I'm confused about how one might supposedly bypass the final subtraction of the modulus in radix-2 montgomery modular multiplication, when used in a modular exponentiation algorithm. The following two papers put forward the conditions for bypassing the subtraction.
I don't understand exactly what is required in terms of the "preprocessing and postprocessing" to eliminate the need for the repetitive subtraction of the modulus at the end of the montgomery multiplication.
My understanding after reading the above papers is that, to eliminate the final subtractions, you must:
Zero-extend each input operand to the modular exponentiation by two
e.g. new[2049 downto 0] = (0, 0, old[2047 downto 0])

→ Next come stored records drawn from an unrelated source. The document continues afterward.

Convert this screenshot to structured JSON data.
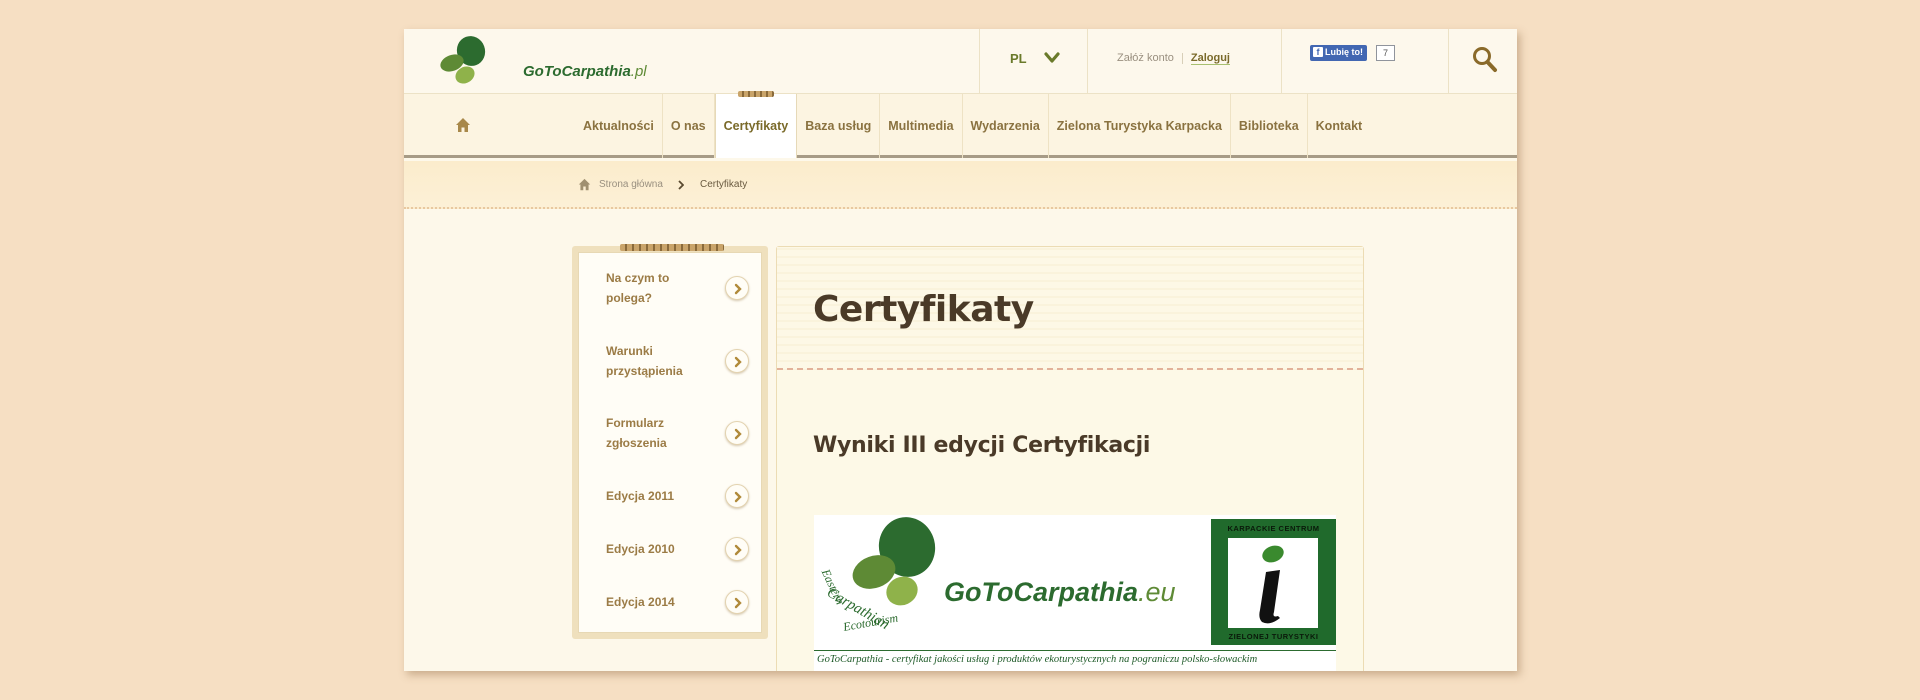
{
  "header": {
    "logo_text_brand": "GoToCarpathia",
    "logo_text_domain": ".pl",
    "language": "PL",
    "register_label": "Załóż konto",
    "login_label": "Zaloguj",
    "fb_like_label": "Lubię to!",
    "fb_count": "7"
  },
  "nav": {
    "items": [
      {
        "label": "Aktualności"
      },
      {
        "label": "O nas"
      },
      {
        "label": "Certyfikaty",
        "active": true
      },
      {
        "label": "Baza usług"
      },
      {
        "label": "Multimedia"
      },
      {
        "label": "Wydarzenia"
      },
      {
        "label": "Zielona Turystyka Karpacka"
      },
      {
        "label": "Biblioteka"
      },
      {
        "label": "Kontakt"
      }
    ]
  },
  "breadcrumb": {
    "home": "Strona główna",
    "current": "Certyfikaty"
  },
  "sidebar": {
    "items": [
      {
        "label": "Na czym to polega?"
      },
      {
        "label": "Warunki przystąpienia"
      },
      {
        "label": "Formularz zgłoszenia"
      },
      {
        "label": "Edycja 2011"
      },
      {
        "label": "Edycja 2010"
      },
      {
        "label": "Edycja 2014"
      }
    ]
  },
  "main": {
    "title": "Certyfikaty",
    "section_heading": "Wyniki III edycji Certyfikacji",
    "banner": {
      "brand": "GoToCarpathia",
      "brand_domain": ".eu",
      "eco_line1": "Eastern",
      "eco_line2": "Carpathian",
      "eco_line3": "Ecotourism",
      "kct_top": "KARPACKIE CENTRUM",
      "kct_bottom": "ZIELONEJ TURYSTYKI",
      "caption": "GoToCarpathia - certyfikat jakości usług i produktów ekoturystycznych na pograniczu polsko-słowackim"
    }
  },
  "colors": {
    "background": "#f6dfc3",
    "page": "#fdf8ea",
    "brand_dark_green": "#2c6b2f",
    "brand_light_green": "#6a9a3a",
    "nav_text": "#8a7240",
    "title_text": "#4a3a28"
  },
  "icons": {
    "logo": "leaf-cluster-logo",
    "language_dropdown": "chevron-down-icon",
    "search": "search-icon",
    "home": "home-icon",
    "breadcrumb_separator": "chevron-right-icon",
    "sidebar_item": "chevron-right-circle-icon"
  }
}
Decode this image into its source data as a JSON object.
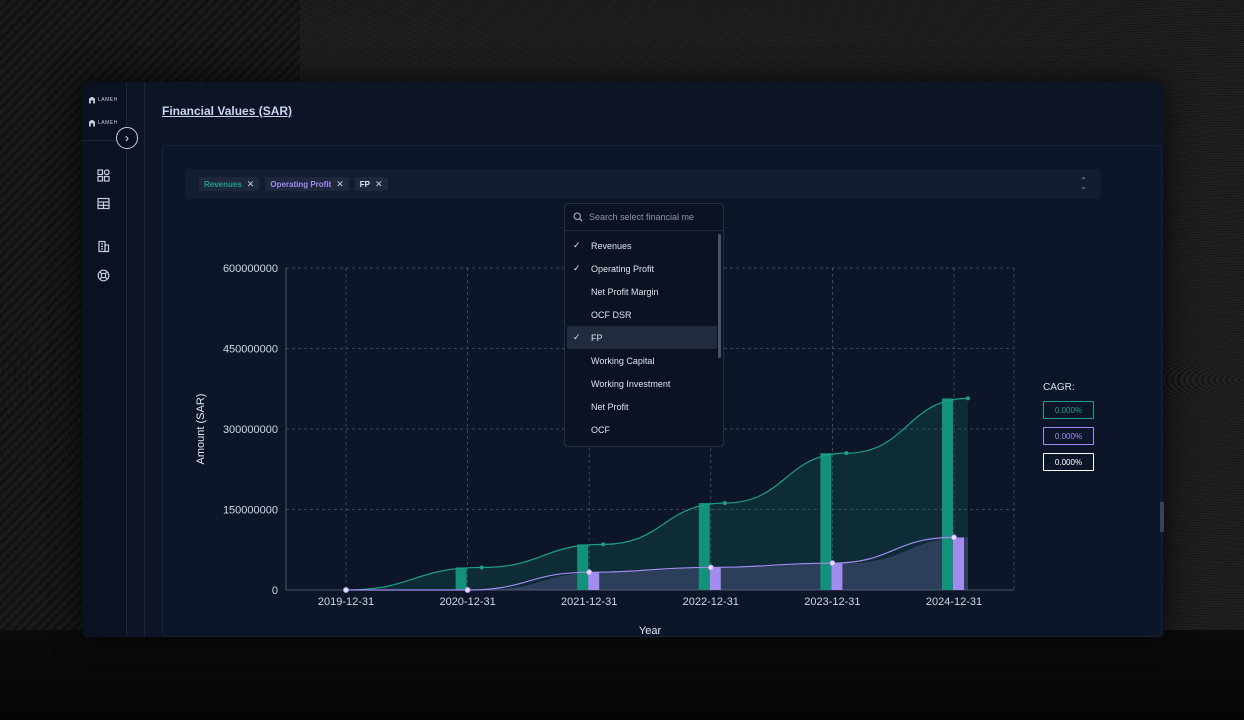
{
  "app": {
    "logo_text_1": "LAMEH",
    "logo_text_2": "LAMEH"
  },
  "page": {
    "title": "Financial Values (SAR)"
  },
  "selector": {
    "chips": [
      {
        "label": "Revenues",
        "color": "#1f9e86"
      },
      {
        "label": "Operating Profit",
        "color": "#a38bf0"
      },
      {
        "label": "FP",
        "color": "#e8ecf4"
      }
    ],
    "search_placeholder": "Search select financial me",
    "options": [
      {
        "label": "Revenues",
        "checked": true,
        "active": false
      },
      {
        "label": "Operating Profit",
        "checked": true,
        "active": false
      },
      {
        "label": "Net Profit Margin",
        "checked": false,
        "active": false
      },
      {
        "label": "OCF DSR",
        "checked": false,
        "active": false
      },
      {
        "label": "FP",
        "checked": true,
        "active": true
      },
      {
        "label": "Working Capital",
        "checked": false,
        "active": false
      },
      {
        "label": "Working Investment",
        "checked": false,
        "active": false
      },
      {
        "label": "Net Profit",
        "checked": false,
        "active": false
      },
      {
        "label": "OCF",
        "checked": false,
        "active": false
      }
    ]
  },
  "cagr": {
    "title": "CAGR:",
    "values": [
      {
        "value": "0.000%",
        "color": "#1f9e86"
      },
      {
        "value": "0.000%",
        "color": "#a38bf0"
      },
      {
        "value": "0.000%",
        "color": "#ffffff"
      }
    ]
  },
  "chart_data": {
    "type": "bar",
    "xlabel": "Year",
    "ylabel": "Amount (SAR)",
    "ylim": [
      0,
      600000000
    ],
    "yticks": [
      "0",
      "150000000",
      "300000000",
      "450000000",
      "600000000"
    ],
    "categories": [
      "2019-12-31",
      "2020-12-31",
      "2021-12-31",
      "2022-12-31",
      "2023-12-31",
      "2024-12-31"
    ],
    "grid": true,
    "series": [
      {
        "name": "Revenues",
        "color": "#13917a",
        "bars": [
          0,
          42000000,
          85000000,
          162000000,
          255000000,
          357000000
        ],
        "line": [
          0,
          42000000,
          85000000,
          162000000,
          255000000,
          357000000
        ]
      },
      {
        "name": "Operating Profit",
        "color": "#a38bf0",
        "bars": [
          0,
          0,
          33000000,
          42000000,
          50000000,
          98000000
        ],
        "line": [
          0,
          0,
          33000000,
          42000000,
          50000000,
          98000000
        ]
      }
    ]
  }
}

I've made these modifications to a working algorithm, however the results are not as I expect and I do not understand why. Therefore, I assume I am misinterpreting something in these papers, or leaving out a critical step.
Let us refer to my (working) radix-2 montgomery modular exponentiation function in (C-like pseudocode). Note that I have extended the operand width by two most-significant zero digits (just to make sure I'm not overflowing). They used to only be 2048 bits.
let NUM_BITS = 2048
let rsaSize_t be a 2050-bit vector type
// Montgomery multiplication: outData = XYr^(-1) modulo M,
// where the radix r=2^n (n=NUM_BITS)
function montMult( rsaSize_t X, // Multiplier
rsaSize_t Y, // Multiplicand
rsaSize_t M, // Modulus
rsaSize_t outData) // Result
{
rsaSize_t S = 0; // Running sum
for (i=0; i<NUM_BITS; i++)
{
if (X.bit(i)==1) // Check ith bit of X
S += Y;
if (S.bit(0)==1) // check LSB of S
S += M;
S = S >> 1; // Rightshift 1 bit
}
// HERE IS THE FINAL SUBTRACTION I WANT (NEED) TO AVOID
if (S >= M)
{
S -= M;
}
outData = S.range(NUM_BITS-1,0);
}
// montgomery modular exponentiation using square and multiply algorithm
// computes M^e modulo n, where we precompute the transformation of the
// base and running-partial sum into the montgomery domain
function rsaModExp( rsaSize_t e, // exponent
rsaSize_t n, // modulus
rsaSize_t Mbar, // precomputed: montgomery residue of the base w.r.t. the radix--> (2^2048)*base mod n
rsaSize_t xbar, // precomputed: montgomery residue of 1 w.r.t. the radix--> 2^2048 mod n
rsaSize_t *out) // result
{
for (i=NUM_BITS-1; i>=0; i--)
{
montMult(xbar, xbar, n, xbar); // square
if (e.bit(i)==1)
montMult(Mbar, xbar, n, xbar); // multiply
}
// undo montgomery transform
montMult(xbar, 1, n, out);
}
Am I missing something in the papers? I do not believe this is an implementation error, as my code matches exactly what is put forth in the papers. I believe that I might be a conceptual error. Any and all help appreciated.
Thanks!
Not sure what's wrong with your non-working implementation (if I understood well, what you show is a working one). In order to use the Walter optimization to compute M^e mod n, if your numbers all fit in 2048 bits, you need:
let NUM_BITS = 2050 // 2048 + 2
n < 2^(NUM_BITS - 2) // precondition
M < 2 * n // precondition
let R = 2^(2 * NUM_BITS) mod n // pre-computed once for all
let M' = montMult(M, R, n) // bring M in Montgomery form
let C' = montExp(M', e, n) // Montgomery exponentiation
let C = montMult(C', 1, n) // bring C' in normal form
Most important: do not forget to check the preconditions.
The Montgomery multiplications comprise NUM_BITS (2050 in your case) iterations (if-A-bit-set-add-B, if-odd-add-n, div-by-two), least significant bit first, and all numbers are represented on NUM_BITS (2050 in your case) bits.
The Montgomery exponentiation also comprises NUM_BITS (2050 in your case) iterations (square, if-e-bit-set-mult), most significant bit first, and all numbers are represented on NUM_BITS (2050 in your case) bits. Hope it helps.